In the Ghanaian case described by Carolyn Rouse in Chapter 7, traditional land tenure systems run headlong into land privatization schemes. The intersection of chiefly land tenure with neoliberal private property discourse produced an “ontological insecurity”: a breakdown in the cultural logics that permit people to understand the actions of others (pp. 130–131). Assuming a clear distinction between private and public or traditional and modern tenure creates the risk of disenfranchising those with already-precarious ties to land. As it turns out, assuming a clear boundary between nation-states is also dangerous.
David Vine’s Chapter 2 uses the expansion of the U.S. military presence in Honduras to discuss the Pentagon’s “new way of war”: a flexible fighting force that can be launched from dozens of largely secret bases around the world. The blowback from this strategy is a proliferation of military technology and hardware and the expansion of police states like that of Honduras.

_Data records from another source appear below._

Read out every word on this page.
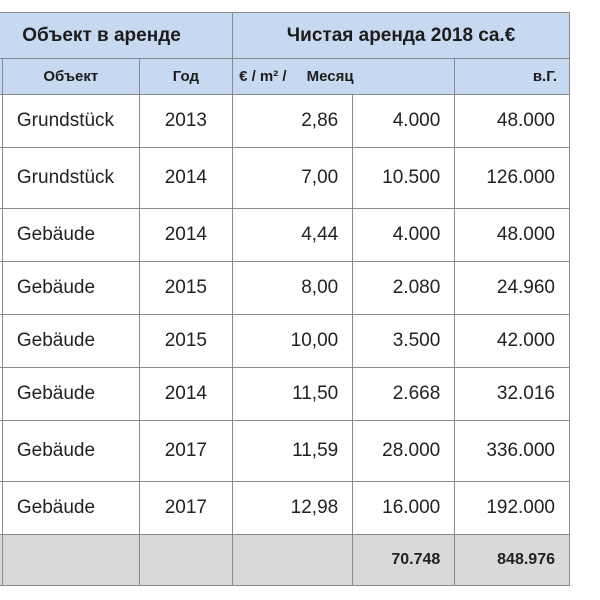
Объект в аренде			Чистая аренда 2018 ca.€		
	Объект	Год	€ / m² / Месяц		в.Г.
	Grundstück	2013	2,86	4.000	48.000
	Grundstück	2014	7,00	10.500	126.000
	Gebäude	2014	4,44	4.000	48.000
	Gebäude	2015	8,00	2.080	24.960
	Gebäude	2015	10,00	3.500	42.000
	Gebäude	2014	11,50	2.668	32.016
	Gebäude	2017	11,59	28.000	336.000
	Gebäude	2017	12,98	16.000	192.000
				70.748	848.976
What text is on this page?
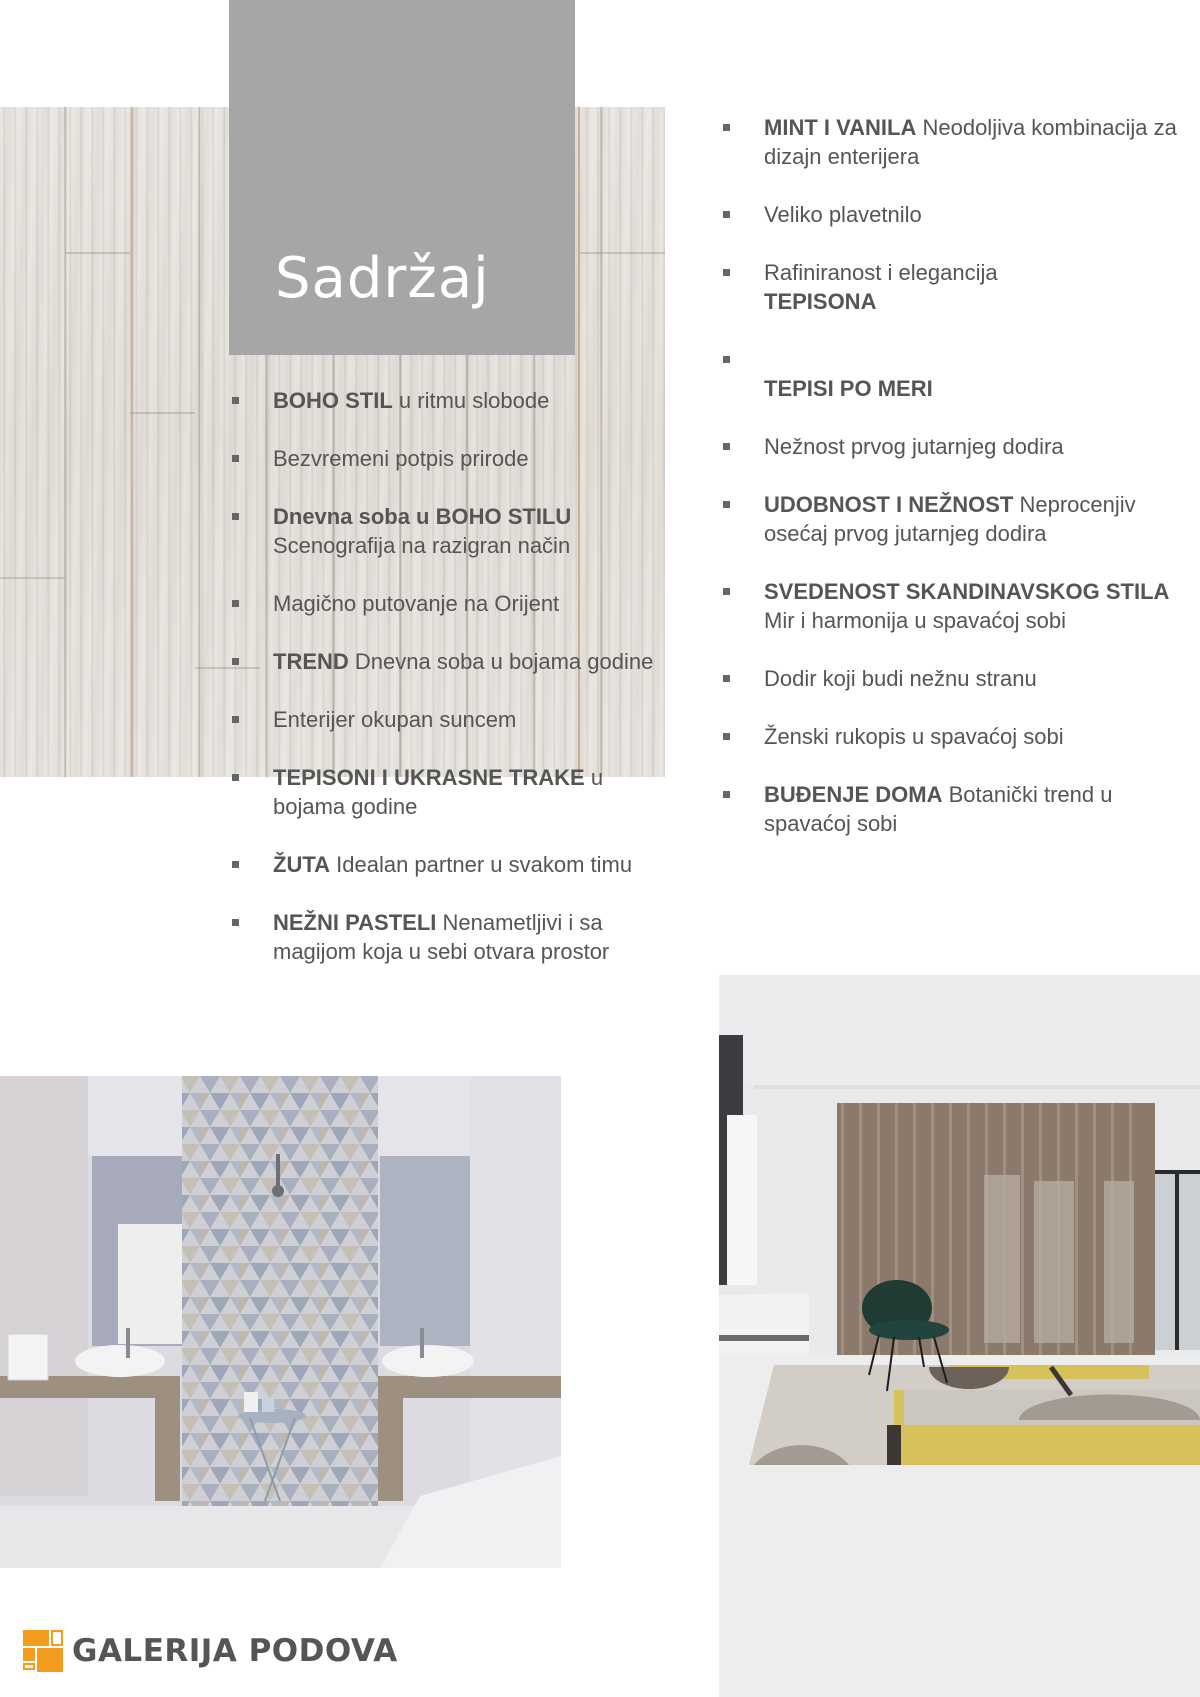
Sadržaj
BOHO STIL u ritmu slobode
Bezvremeni potpis prirode
Dnevna soba u BOHO STILU Scenografija na razigran način
Magično putovanje na Orijent
TREND Dnevna soba u bojama godine
Enterijer okupan suncem
TEPISONI I UKRASNE TRAKE u bojama godine
ŽUTA Idealan partner u svakom timu
NEŽNI PASTELI Nenametljivi i sa magijom koja u sebi otvara prostor
MINT I VANILA Neodoljiva kombinacija za dizajn enterijera
Veliko plavetnilo
Rafiniranost i elegancija
TEPISONA
TEPISI PO MERI
Nežnost prvog jutarnjeg dodira
UDOBNOST I NEŽNOST Neprocenjiv osećaj prvog jutarnjeg dodira
SVEDENOST SKANDINAVSKOG STILA Mir i harmonija u spavaćoj sobi
Dodir koji budi nežnu stranu
Ženski rukopis u spavaćoj sobi
BUĐENJE DOMA Botanički trend u spavaćoj sobi
GALERIJA PODOVA
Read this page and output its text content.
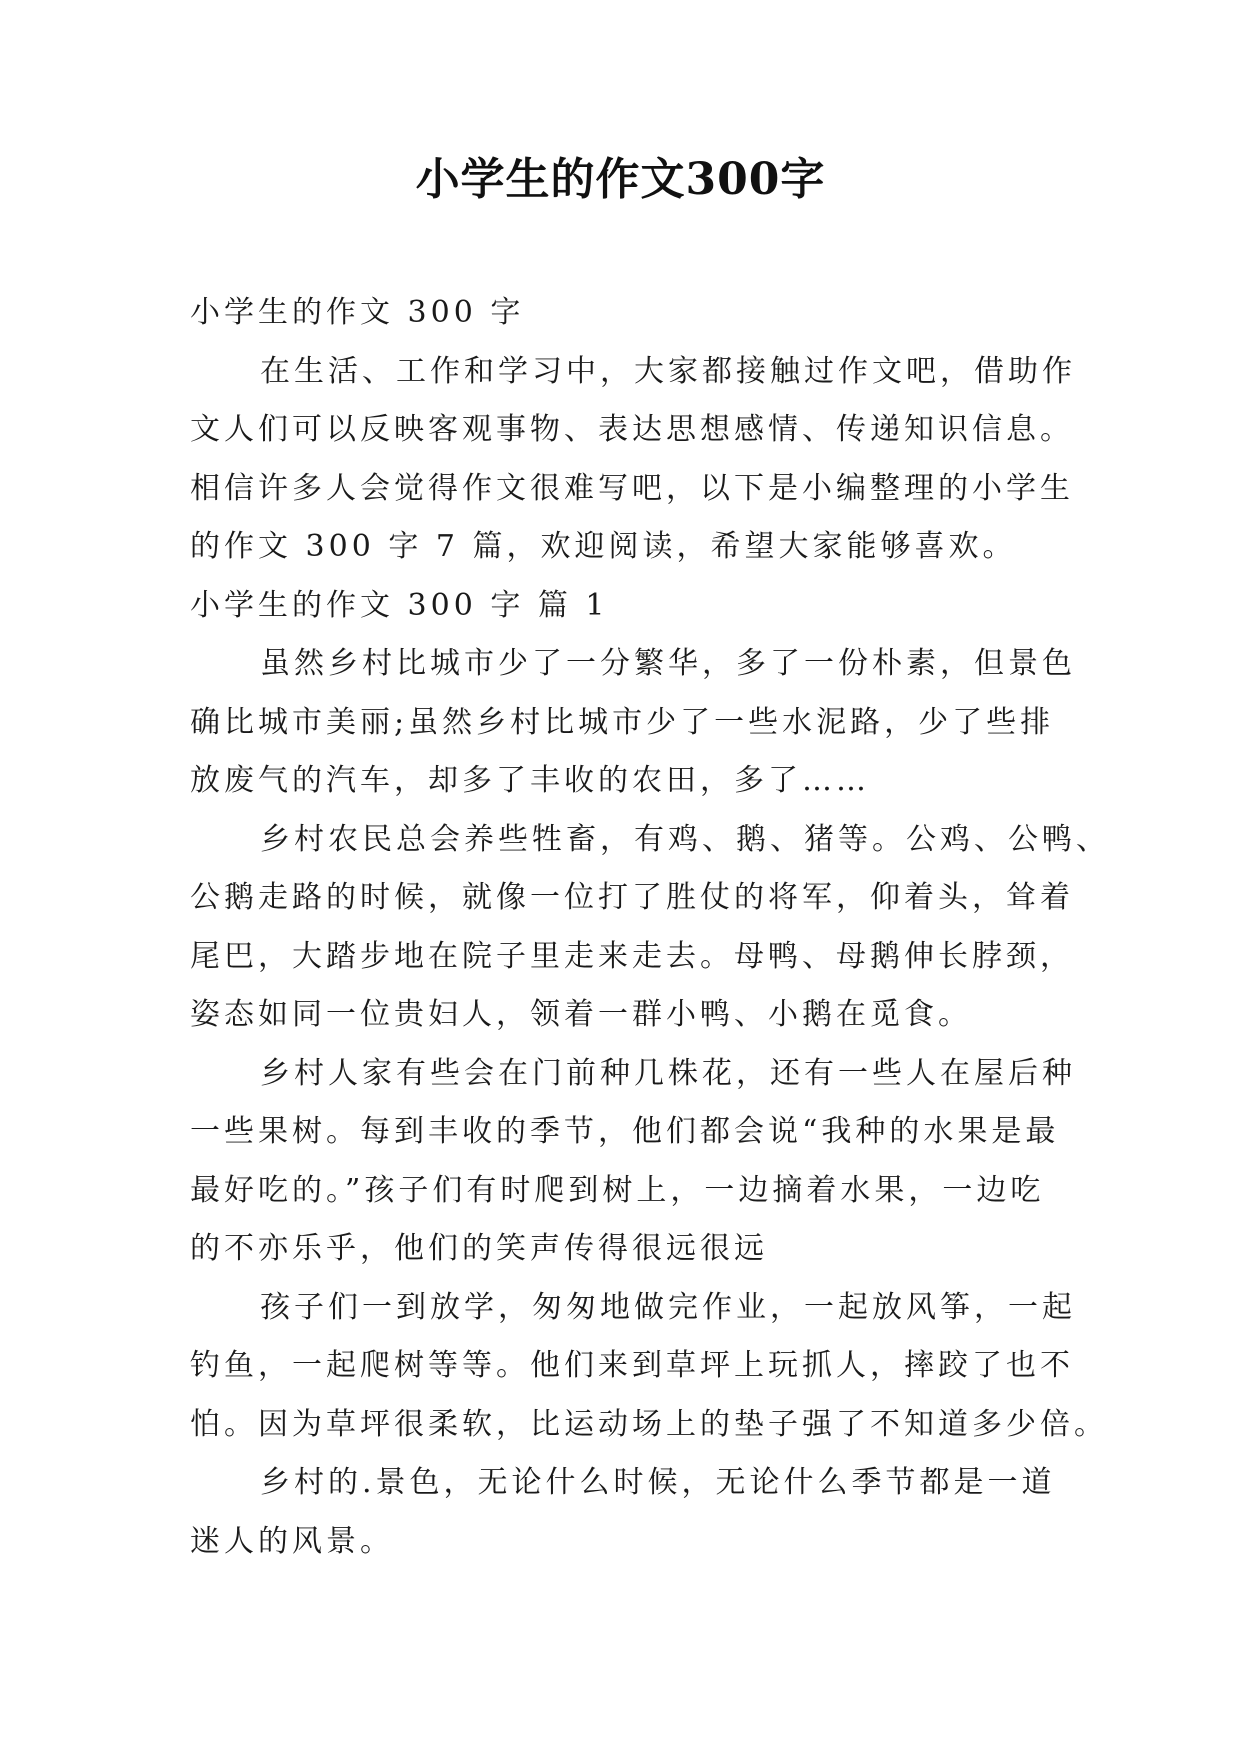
小学生的作文300字
小学生的作文 300 字
在生活、工作和学习中，大家都接触过作文吧，借助作
文人们可以反映客观事物、表达思想感情、传递知识信息。
相信许多人会觉得作文很难写吧，以下是小编整理的小学生
的作文 300 字 7 篇，欢迎阅读，希望大家能够喜欢。
小学生的作文 300 字 篇 1
虽然乡村比城市少了一分繁华，多了一份朴素，但景色
确比城市美丽;虽然乡村比城市少了一些水泥路，少了些排
放废气的汽车，却多了丰收的农田，多了……
乡村农民总会养些牲畜，有鸡、鹅、猪等。公鸡、公鸭、
公鹅走路的时候，就像一位打了胜仗的将军，仰着头，耸着
尾巴，大踏步地在院子里走来走去。母鸭、母鹅伸长脖颈，
姿态如同一位贵妇人，领着一群小鸭、小鹅在觅食。
乡村人家有些会在门前种几株花，还有一些人在屋后种
一些果树。每到丰收的季节，他们都会说“我种的水果是最
最好吃的。”孩子们有时爬到树上，一边摘着水果，一边吃
的不亦乐乎，他们的笑声传得很远很远
孩子们一到放学，匆匆地做完作业，一起放风筝，一起
钓鱼，一起爬树等等。他们来到草坪上玩抓人，摔跤了也不
怕。因为草坪很柔软，比运动场上的垫子强了不知道多少倍。
乡村的.景色，无论什么时候，无论什么季节都是一道
迷人的风景。
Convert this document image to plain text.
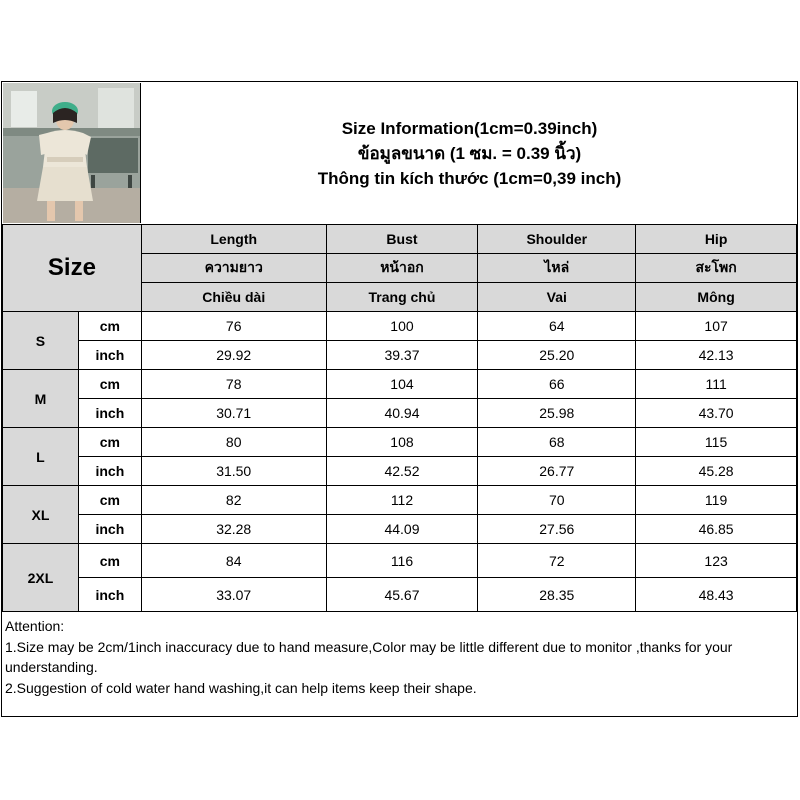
Size Information(1cm=0.39inch)
ข้อมูลขนาด (1 ซม. = 0.39 นิ้ว)
Thông tin kích thước (1cm=0,39 inch)
Size		Length	Bust	Shoulder	Hip
		ความยาว	หน้าอก	ไหล่	สะโพก
		Chiều dài	Trang chủ	Vai	Mông
S	cm	76	100	64	107
	inch	29.92	39.37	25.20	42.13
M	cm	78	104	66	111
	inch	30.71	40.94	25.98	43.70
L	cm	80	108	68	115
	inch	31.50	42.52	26.77	45.28
XL	cm	82	112	70	119
	inch	32.28	44.09	27.56	46.85
2XL	cm	84	116	72	123
	inch	33.07	45.67	28.35	48.43
Attention:
1.Size may be 2cm/1inch inaccuracy due to hand measure,Color may be little different due to monitor ,thanks for your understanding.
2.Suggestion of cold water hand washing,it can help items keep their shape.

While the interplay between security and insecurity here is plain, Vine’s use of biosecurity at times seems to stretch that term far beyond the parameters set out in Masco’s historical overview.
Yet that seems to be the point of this volume. It forces us to ask why security should ever be about something other than life. Along the way, readers might also wonder if the familiar category of vulnerability differs in any substantive way from that of the new category of bioinsecurity. Contemporary security (with or without the prefix) is both a set of technologies for preparing against calamity and a political process of deciding whose vulnerability will become visible. This volume is a helpful primer for medical anthropologists and others who want to participate in this process.